The Future Of Immigration

In addition to increasing the number of new immigrants, the IRCC is currently undergoing a significant automation process. 

Applicants will submit most applications online, and further investment in capacity building, development, and digital transformation of Canada’s immigration system is planned. 

One such example is the newly created online portal, which allows new permanent residents to go through the process of getting an entry permit much faster and without an in-person interview.  

As Canada continues to position itself as a leading destination for global talent, automation is expected to reduce waiting times and ensure a seamless immigration process for skilled professionals.

For peace of mind, it is recommended that you first have a detailed consultation with a reputable Canadian immigration consultant to ensure that you are eligible for a visa. 

You can get access to the best Canadian immigration consultants who can anticipate what might go wrong and make recommendations to increase your chances of success. An experienced consultant can make the process of immigrating to Canada much smoother. 

To qualify for permanent residency in Canada, you must have a good score on the Canada PR Points Calculator. It is a points-based system used to assess your profile and determine its place in the Express Entry pool. 

It is used to assess your:

  • Skills
  • Education
  • Language ability
  • Work experience
  • Other factors

To Sum Up

Suppose Canada wants to be on the path to prosperity. In that case, it should capture that momentum and bring that determination and agility to Canadian businesses, governments, and society. 

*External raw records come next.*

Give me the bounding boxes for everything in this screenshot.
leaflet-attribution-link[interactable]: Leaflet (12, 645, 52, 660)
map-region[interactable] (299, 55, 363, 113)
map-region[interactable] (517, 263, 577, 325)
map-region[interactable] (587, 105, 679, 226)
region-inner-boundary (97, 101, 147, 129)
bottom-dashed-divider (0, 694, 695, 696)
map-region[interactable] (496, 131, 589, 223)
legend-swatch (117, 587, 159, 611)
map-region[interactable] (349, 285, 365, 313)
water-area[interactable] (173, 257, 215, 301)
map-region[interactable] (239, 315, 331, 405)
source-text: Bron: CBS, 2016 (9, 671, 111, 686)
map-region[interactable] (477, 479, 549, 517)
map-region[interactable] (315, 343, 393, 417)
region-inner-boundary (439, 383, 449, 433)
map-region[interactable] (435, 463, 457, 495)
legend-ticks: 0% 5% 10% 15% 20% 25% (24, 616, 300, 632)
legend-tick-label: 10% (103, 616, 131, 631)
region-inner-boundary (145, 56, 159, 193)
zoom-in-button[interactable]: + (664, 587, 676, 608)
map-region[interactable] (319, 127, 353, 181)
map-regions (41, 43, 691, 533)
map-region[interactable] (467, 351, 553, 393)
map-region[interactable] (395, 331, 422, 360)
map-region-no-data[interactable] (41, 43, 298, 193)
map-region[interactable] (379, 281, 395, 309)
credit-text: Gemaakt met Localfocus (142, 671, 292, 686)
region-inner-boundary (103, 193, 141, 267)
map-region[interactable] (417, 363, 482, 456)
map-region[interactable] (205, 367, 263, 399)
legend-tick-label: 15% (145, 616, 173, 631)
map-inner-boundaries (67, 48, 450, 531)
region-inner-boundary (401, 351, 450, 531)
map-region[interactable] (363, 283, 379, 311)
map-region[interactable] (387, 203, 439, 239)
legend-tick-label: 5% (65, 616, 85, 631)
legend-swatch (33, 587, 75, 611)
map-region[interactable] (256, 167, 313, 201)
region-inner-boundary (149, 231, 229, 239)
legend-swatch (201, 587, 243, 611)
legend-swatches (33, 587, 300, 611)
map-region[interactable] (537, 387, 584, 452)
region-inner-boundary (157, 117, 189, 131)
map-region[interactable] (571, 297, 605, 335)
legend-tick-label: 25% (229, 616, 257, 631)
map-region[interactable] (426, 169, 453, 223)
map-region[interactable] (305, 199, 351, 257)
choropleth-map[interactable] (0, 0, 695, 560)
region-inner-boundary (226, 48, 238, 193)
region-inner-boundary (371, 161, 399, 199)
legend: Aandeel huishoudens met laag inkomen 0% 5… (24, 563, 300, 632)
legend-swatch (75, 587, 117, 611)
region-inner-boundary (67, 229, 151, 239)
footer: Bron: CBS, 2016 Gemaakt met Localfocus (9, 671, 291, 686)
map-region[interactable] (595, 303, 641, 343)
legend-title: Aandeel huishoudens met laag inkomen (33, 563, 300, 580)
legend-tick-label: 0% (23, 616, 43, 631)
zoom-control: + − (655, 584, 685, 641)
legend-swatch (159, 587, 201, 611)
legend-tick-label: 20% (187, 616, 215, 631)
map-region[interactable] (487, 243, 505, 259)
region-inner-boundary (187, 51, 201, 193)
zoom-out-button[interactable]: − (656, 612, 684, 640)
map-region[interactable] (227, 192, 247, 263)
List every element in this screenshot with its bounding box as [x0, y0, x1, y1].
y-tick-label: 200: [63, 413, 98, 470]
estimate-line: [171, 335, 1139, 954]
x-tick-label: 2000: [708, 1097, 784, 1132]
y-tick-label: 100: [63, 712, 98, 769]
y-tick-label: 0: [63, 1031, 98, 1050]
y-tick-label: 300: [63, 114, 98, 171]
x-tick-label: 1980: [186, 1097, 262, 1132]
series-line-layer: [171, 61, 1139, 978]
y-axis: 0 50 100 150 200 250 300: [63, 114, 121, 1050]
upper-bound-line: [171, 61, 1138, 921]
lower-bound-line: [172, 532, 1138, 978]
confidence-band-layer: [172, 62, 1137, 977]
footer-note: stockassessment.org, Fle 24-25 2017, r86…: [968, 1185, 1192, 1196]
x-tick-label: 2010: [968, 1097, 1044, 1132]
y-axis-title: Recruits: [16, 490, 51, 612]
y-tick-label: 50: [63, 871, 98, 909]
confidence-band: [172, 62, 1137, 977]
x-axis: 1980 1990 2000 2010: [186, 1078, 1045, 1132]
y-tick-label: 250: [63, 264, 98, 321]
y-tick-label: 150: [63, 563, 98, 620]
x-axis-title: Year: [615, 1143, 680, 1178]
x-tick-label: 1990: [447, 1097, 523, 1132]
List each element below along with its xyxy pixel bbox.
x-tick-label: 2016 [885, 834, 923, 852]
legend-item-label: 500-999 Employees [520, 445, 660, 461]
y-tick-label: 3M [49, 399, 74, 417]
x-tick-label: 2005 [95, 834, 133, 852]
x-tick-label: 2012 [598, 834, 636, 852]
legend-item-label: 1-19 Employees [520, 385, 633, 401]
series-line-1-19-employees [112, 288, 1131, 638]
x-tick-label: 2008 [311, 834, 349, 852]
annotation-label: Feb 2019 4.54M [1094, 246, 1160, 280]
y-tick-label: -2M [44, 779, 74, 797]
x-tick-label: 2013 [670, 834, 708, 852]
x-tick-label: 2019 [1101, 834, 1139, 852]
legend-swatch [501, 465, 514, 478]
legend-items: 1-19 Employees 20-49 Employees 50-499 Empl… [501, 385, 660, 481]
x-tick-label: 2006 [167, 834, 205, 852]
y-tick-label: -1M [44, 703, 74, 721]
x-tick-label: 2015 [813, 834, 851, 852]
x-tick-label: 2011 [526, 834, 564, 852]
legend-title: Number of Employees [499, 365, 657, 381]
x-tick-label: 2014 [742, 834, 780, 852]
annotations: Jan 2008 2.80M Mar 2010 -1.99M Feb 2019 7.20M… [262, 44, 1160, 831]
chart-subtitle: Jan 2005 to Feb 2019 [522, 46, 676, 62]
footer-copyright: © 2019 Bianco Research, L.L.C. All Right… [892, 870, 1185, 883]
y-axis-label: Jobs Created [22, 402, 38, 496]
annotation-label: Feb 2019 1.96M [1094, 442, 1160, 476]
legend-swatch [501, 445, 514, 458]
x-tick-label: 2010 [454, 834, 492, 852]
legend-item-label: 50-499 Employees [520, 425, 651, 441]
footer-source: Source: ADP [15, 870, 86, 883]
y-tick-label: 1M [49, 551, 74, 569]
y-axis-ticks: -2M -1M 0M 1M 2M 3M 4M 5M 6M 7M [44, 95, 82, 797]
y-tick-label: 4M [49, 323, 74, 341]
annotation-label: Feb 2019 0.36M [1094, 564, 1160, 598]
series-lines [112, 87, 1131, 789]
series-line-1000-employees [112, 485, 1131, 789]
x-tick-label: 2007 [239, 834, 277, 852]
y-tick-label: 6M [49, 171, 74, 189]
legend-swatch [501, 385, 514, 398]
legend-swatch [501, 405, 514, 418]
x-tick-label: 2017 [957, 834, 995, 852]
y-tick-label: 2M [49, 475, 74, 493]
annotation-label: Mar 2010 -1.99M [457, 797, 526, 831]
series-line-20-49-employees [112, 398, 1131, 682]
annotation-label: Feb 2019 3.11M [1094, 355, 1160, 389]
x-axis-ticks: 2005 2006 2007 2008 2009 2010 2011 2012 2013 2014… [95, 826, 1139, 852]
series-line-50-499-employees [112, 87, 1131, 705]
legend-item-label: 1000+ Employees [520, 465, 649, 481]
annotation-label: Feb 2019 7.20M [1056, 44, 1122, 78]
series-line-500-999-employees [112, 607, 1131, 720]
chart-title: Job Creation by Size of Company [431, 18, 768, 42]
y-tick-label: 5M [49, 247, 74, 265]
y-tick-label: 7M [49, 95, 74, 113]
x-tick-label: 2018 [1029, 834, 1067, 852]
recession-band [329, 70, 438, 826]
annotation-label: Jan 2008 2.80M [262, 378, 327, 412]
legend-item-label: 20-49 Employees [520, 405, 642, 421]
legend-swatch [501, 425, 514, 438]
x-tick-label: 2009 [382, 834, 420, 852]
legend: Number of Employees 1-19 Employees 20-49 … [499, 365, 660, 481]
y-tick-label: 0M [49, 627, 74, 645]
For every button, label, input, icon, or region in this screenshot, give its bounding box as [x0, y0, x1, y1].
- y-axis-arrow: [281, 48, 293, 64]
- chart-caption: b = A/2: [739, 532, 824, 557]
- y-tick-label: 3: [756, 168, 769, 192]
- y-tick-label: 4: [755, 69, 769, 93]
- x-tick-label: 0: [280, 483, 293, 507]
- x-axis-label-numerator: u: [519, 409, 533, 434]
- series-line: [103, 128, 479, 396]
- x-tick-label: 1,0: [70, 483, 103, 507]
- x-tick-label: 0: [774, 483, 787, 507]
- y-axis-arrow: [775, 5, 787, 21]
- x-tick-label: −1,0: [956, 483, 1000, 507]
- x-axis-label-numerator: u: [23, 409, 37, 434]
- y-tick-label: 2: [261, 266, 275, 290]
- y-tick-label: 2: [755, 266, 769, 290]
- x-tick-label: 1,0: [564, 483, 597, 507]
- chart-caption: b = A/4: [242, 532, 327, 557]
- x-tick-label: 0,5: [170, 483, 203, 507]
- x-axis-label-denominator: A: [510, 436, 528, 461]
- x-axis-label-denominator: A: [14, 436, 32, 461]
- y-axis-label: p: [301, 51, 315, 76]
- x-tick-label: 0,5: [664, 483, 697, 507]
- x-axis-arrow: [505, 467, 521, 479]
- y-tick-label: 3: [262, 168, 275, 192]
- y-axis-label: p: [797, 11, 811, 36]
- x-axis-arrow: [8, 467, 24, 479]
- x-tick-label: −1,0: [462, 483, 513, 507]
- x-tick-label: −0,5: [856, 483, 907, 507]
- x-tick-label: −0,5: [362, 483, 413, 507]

As governments and businesses across Canada reshape the economy and society, immigrants can prepare for a prosperous future. The goal is to reshape the Canadian economy and society by making them more innovative and sustainable. 

Therefore, it should be necessary to strive for a higher growth rate than the country is currently at, to strive for higher growth and higher productivity. 

However, today, perhaps more than at any other time in the country’s history, society demands that this growth be equitable, promoting higher living standards for all and expanding business opportunities. 

The views expressed in this article are those of the authors and do not necessarily reflect the views or policies of The World Financial Review.